Molly Bolin

Personal information
- Born: November 13, 1957 (age 68) Dryden, Ontario, Canada
- Nationality: American
- Listed height: 5 ft 9 in (1.75 m)

Career information
- High school: Moravia (Moravia, Iowa)
- College: Grand View
- Playing career: 1978–1984

Career history

Playing
- 1978–1980: Iowa Cornets
- 1980: Southern California Breeze
- 1980–1981: San Francisco Pioneers
- 1984: Columbus Minks

Coaching
- 1980: Southern California Breeze (assistant)

Career highlights
- As player: WBL Co-MVP (1980); 3× WBL All-Star (1979–1981); WBL scoring leader (1980);

Career WBL statistics
- Points: 2,479 (25.6 ppg)
- Games: 97
- Stats at Basketball Reference

= Molly Bolin =

American basketball player

"Machine Gun" Molly Bolin (born Monna Lea Van Benthuysen; November 13, 1957) is an American former basketball player. Following a college career at Grand View University, she went on to star at the first women's professional basketball league in the United States, the Women's Professional Basketball League (WBL). Bolin, who was the first player signed with a team in the WBL, became a pioneering figure in women's basketball, both as a formidable scoring threat and as a sex symbol of the league. Among her accolades, Bolin holds the Women's Professional Basketball League record for the most points scored in a single game (55) and the highest single-season scoring average (32.8).

==Biography==
===Early life===
Bolin was born in Dryden, Ontario, the fifth of six children born to Forrest and Wanda Van Benthuysen. She was raised in Moravia, Iowa, where she first began playing basketball for Moravia High School's Mohawks during her junior year. In six-player half-court gameplay, Bolin averaged 50 points in her first year and 54.8 points in her senior year, while setting the school's single-game record for most points by one player with 83 points in January 1975. Among other early accolades, Bolin was selected to participate in tryouts for 1976 Summer Olympics' women's basketball team at 17 years-old and was voted an All-American in her senior year.

===College career===
In 1975, Bolin began attending Grand View University in Des Moines, Iowa where she had to adjust to the conventional five-player style of play with the Vikings basketball team. As she recollected, "College wasn't the same experience as high school and I had to learn the five-on-five full-court game pretty quickly. In fact, right out of high school in 1975, I got recruited to tryout for the '75 Pan American team and I couldn't even dribble full-court and make a basket". Instead of playing her sophomore year, Bolin decided to sit out to marry Dennis Bolin and give birth to the couple's child, Damien, in 1977. When Bolin returned to the court in 1978, she set university scoring records, averaging 24.6 points per game, and graduated with an associate's degree in telecommunications.

===Professional career===
After her second year of eligibility, Bolin became the first player to sign to the newly-formed Women's Professional Basketball League, when she signed a one-year contract with the Iowa Cornets for $6,000. Honing in on her appearance as a blonde bombshell, Bolin was situated as the sex symbol of the league, appearing in several photo shoots, features in Sports Illustrated and SportsWorld, and commercials with NBA players such as Larry Bird. Nicknamed "Machine Gun" by a columnist of the Washington Post for her prolific scoring ability, Bolin averaged 16.7 points per game, and helped advance the Cornets to the championship finals before they were defeated by the Houston Angels. During the 1979-80 season, Bolin set 12 WBL records, including most points scored in a single game (55) and the highest single-season scoring average (32.8), and was named co-MVP alongside Ann Meyers. Despite posting a 36-point game, the Cornets were beaten again in the finals, this time losing to the New York Stars. That summer she coached girls' basketball at a camp in Cedar Rapids with teammates Connie Kunzmann, Tanya Crevier and Nancy Wellen.

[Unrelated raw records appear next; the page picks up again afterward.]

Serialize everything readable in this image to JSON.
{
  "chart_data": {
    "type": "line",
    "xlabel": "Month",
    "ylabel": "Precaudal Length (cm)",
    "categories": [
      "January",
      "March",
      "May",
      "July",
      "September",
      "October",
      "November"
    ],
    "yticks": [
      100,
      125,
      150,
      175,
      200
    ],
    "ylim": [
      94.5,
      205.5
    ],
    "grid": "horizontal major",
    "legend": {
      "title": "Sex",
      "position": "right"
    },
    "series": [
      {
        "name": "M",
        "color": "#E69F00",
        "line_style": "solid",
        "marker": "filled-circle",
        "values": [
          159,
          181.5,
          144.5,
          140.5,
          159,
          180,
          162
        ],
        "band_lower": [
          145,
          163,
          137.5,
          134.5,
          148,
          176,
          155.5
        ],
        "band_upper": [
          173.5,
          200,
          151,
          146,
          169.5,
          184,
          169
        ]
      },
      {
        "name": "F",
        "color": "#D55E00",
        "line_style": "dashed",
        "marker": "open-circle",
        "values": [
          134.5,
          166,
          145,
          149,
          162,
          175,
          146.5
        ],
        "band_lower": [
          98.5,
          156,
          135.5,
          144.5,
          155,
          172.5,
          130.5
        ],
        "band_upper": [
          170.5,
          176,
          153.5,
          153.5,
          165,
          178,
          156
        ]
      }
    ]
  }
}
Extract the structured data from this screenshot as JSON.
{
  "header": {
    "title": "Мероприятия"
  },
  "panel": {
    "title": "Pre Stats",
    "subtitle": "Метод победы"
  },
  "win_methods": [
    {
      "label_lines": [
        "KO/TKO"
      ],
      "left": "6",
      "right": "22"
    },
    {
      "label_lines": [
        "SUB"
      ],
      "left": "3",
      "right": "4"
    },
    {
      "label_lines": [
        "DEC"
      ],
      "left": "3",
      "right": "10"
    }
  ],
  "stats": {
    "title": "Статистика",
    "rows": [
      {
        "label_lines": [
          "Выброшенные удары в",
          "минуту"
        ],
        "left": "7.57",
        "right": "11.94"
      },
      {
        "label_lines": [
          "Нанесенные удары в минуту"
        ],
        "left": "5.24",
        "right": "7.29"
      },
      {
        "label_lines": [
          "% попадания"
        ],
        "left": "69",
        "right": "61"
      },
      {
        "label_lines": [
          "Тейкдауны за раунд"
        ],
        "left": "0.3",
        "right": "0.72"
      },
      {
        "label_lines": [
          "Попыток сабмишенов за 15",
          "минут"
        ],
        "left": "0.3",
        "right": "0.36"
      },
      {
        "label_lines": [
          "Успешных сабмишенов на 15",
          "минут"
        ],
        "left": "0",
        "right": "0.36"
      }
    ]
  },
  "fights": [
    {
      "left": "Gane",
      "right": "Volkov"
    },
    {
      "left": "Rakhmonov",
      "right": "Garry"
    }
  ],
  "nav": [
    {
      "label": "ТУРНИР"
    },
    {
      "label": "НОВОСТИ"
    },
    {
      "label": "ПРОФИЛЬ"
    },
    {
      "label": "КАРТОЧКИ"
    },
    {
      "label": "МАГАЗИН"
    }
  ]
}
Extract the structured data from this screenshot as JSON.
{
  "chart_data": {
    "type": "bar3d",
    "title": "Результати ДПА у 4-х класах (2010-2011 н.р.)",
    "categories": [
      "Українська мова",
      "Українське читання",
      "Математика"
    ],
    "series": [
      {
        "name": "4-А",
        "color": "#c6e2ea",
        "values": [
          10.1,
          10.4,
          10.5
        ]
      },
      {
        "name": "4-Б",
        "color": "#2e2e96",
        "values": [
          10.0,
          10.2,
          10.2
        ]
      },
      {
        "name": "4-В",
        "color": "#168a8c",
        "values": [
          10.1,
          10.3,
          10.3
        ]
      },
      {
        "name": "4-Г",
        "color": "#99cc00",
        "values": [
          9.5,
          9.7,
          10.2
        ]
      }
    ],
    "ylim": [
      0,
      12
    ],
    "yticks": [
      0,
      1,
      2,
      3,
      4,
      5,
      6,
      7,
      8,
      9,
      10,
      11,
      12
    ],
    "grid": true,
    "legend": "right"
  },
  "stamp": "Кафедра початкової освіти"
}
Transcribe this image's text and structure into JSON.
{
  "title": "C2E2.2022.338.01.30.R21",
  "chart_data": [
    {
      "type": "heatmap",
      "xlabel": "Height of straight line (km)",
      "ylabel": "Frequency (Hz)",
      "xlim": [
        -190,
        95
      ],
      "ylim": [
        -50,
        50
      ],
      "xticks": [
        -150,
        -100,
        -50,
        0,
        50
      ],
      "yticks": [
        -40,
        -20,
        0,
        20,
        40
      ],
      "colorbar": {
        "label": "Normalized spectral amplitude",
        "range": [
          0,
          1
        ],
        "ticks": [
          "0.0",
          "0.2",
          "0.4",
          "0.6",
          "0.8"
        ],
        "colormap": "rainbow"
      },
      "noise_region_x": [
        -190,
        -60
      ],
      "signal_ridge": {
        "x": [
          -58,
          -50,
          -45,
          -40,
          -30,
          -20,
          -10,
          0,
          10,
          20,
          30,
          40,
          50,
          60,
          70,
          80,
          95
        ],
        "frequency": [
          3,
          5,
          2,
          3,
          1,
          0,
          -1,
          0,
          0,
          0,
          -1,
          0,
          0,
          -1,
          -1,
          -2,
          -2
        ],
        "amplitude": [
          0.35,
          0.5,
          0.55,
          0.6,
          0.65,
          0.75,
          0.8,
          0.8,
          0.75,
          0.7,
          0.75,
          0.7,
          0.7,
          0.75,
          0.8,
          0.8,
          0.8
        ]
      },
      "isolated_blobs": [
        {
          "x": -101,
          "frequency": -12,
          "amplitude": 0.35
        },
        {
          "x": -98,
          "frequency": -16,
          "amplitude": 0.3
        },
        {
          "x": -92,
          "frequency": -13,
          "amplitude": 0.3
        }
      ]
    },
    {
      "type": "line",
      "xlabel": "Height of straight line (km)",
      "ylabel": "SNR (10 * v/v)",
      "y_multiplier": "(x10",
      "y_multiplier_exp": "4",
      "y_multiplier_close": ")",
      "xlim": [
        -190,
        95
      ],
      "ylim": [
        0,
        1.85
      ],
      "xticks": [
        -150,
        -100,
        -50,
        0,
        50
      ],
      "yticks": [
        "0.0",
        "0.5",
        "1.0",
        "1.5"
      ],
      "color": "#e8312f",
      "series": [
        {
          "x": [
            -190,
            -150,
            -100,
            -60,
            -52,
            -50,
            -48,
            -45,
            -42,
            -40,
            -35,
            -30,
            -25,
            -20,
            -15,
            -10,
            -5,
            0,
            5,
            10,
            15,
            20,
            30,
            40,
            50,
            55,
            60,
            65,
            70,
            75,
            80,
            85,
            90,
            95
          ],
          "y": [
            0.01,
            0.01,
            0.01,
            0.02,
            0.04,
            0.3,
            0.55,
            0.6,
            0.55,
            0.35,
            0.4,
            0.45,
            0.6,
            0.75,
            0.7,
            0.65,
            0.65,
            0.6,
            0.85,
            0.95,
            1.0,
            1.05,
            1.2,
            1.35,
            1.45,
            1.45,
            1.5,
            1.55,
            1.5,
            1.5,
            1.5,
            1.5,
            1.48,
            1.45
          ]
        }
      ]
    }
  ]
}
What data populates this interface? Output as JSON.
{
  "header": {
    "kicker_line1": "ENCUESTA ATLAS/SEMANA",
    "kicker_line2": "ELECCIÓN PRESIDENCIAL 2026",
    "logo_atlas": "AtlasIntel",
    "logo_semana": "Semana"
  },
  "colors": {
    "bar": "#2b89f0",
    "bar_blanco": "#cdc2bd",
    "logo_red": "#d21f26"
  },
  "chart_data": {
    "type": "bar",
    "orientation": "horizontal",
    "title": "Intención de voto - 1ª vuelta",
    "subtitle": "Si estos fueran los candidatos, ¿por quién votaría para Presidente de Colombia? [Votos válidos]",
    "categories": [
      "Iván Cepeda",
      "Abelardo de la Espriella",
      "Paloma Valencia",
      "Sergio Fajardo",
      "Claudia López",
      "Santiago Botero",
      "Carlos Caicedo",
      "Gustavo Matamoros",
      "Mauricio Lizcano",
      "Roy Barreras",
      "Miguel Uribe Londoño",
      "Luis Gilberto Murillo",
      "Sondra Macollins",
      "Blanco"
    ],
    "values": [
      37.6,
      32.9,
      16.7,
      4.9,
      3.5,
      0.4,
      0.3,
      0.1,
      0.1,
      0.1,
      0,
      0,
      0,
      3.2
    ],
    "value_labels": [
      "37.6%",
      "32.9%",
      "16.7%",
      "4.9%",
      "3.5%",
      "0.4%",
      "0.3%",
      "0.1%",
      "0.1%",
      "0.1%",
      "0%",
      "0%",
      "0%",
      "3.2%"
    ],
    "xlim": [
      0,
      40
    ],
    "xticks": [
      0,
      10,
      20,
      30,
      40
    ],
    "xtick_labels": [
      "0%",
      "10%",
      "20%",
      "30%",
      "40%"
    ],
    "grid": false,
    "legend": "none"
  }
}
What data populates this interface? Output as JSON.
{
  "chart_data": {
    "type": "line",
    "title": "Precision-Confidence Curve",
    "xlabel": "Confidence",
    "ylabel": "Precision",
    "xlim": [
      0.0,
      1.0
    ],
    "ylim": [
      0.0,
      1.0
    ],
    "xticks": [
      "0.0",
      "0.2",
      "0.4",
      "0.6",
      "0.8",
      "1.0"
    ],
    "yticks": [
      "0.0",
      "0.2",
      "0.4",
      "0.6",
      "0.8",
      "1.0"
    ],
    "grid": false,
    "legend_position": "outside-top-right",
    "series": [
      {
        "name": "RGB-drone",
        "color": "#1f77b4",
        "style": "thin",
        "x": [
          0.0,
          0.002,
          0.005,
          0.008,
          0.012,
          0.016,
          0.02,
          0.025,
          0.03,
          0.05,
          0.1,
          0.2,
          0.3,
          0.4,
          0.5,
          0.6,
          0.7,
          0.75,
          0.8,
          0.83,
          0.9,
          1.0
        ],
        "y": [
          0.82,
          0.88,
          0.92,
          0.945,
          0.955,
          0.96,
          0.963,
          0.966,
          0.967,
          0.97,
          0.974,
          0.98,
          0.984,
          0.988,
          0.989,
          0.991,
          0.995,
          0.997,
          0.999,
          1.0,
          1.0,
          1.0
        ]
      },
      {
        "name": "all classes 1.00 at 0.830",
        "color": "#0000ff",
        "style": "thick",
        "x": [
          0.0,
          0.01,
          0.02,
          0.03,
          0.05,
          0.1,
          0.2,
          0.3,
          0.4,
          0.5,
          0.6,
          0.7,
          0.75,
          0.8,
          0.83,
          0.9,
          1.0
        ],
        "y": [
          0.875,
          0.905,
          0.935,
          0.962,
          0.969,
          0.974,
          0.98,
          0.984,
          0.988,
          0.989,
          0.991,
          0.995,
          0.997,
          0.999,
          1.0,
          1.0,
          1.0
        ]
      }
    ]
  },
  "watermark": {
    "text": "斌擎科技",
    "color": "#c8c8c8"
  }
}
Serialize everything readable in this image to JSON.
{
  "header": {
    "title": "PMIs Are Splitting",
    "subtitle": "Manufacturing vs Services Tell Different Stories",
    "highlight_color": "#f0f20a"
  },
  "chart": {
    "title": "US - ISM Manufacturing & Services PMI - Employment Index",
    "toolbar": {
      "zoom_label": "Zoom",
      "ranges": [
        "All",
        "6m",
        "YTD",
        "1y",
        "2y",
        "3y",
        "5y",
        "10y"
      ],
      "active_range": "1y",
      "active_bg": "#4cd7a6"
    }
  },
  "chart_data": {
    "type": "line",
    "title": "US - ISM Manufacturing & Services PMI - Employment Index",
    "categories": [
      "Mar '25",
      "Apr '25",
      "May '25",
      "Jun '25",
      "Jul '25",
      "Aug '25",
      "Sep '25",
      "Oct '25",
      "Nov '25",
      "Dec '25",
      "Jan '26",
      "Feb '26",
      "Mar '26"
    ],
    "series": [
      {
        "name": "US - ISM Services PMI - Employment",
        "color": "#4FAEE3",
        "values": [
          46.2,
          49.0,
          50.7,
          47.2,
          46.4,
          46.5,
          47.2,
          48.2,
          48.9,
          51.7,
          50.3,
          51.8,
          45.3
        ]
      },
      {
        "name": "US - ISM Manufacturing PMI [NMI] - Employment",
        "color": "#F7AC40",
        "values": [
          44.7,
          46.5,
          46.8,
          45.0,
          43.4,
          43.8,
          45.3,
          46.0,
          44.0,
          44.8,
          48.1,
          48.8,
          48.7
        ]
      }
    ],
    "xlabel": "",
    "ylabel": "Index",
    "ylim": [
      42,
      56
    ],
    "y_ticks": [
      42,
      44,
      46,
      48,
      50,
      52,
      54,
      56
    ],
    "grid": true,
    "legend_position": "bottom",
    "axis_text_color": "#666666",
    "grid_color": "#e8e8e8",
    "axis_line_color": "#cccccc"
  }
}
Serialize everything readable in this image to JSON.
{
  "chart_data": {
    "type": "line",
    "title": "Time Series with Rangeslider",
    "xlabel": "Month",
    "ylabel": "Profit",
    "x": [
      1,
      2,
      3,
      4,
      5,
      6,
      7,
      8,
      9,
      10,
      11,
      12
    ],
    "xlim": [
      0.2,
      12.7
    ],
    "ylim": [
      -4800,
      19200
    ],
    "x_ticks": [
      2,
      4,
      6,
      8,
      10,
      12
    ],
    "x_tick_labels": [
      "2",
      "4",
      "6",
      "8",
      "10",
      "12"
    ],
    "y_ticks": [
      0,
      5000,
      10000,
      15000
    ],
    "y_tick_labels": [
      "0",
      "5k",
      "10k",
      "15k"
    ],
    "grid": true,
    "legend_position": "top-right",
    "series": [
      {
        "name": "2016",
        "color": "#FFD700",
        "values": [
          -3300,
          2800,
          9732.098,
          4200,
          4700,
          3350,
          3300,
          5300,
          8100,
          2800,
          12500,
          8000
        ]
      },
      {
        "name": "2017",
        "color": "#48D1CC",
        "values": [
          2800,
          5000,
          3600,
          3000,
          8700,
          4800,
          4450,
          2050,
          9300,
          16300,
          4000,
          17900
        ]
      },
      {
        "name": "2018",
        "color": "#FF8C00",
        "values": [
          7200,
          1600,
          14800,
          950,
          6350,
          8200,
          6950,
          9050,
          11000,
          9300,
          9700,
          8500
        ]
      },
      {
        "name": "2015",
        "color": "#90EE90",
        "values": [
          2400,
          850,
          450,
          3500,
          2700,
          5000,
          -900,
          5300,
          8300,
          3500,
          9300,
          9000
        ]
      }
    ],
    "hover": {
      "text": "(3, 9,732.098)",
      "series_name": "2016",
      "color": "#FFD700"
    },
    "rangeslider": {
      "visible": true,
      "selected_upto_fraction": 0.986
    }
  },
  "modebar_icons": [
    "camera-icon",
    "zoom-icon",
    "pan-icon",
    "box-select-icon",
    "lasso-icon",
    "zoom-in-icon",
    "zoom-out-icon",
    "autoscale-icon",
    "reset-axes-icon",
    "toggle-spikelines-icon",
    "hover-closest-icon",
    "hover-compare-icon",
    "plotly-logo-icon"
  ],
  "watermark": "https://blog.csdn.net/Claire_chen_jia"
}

With the WBL financially struggling, long road-trips, and low pay, Bolin agreed to join the Ladies Professional Basketball Association, a Southwestern-based league that was established to compete with the faltering WBL, as a player and assistant coach. However, after just seven games with the Southern California Breeze, the LPBA disbanded, and Bolin—a high-list free agent sought after by all the eight remaining WBL teams—negotiated a contract with the San Francisco Pioneers, whose coach, former NBA player Dean Meminger, was a crucial selling point for Bolin. Under Meminger's mentorship, she finished the 1980-1981 season second in the league in scoring (26.8) and competed in her third All-Star game. The WBL's third season proved to be its last for the league was forced to dissolve under severe financial hardship.

After the WBL folded, Bolin was engaged in a custody battle with her recently divorced husband over their son, Damien. Initially, the court awarded her ex-spouse full custody, arguing that Bolin's profession and her glamour shoots made her an unfit parent; however, the decision was appealed and overturned in 1983. In 1984, Bolin was selected for a USA All-Star team composed of former olympians and professional players to participate in exhibition games against the 1984 Summer Olympics women's team which eventually won the gold medal. Bolin played her last professional season in the same year, signing with the Columbus Minks of the short-lived Women's American Basketball Association.

===Later life===
Following her playing career, Bolin continued to promote the concept of a new women's basketball league, and was hired by Fox Sports in 1995 to create a women's tournament for television. Shortly after Bolin's contributions, the NBA announced its intent to establish the Women's National Basketball Association. Other post-basketball accolades include her induction in the Iowa High School Basketball Hall of Fame in 1986, and the Grandview College Athletic Hall of Fame in 1999.

Bolin married to John Kazmer in 1989, and they currently reside in La Quinta, California with their two children.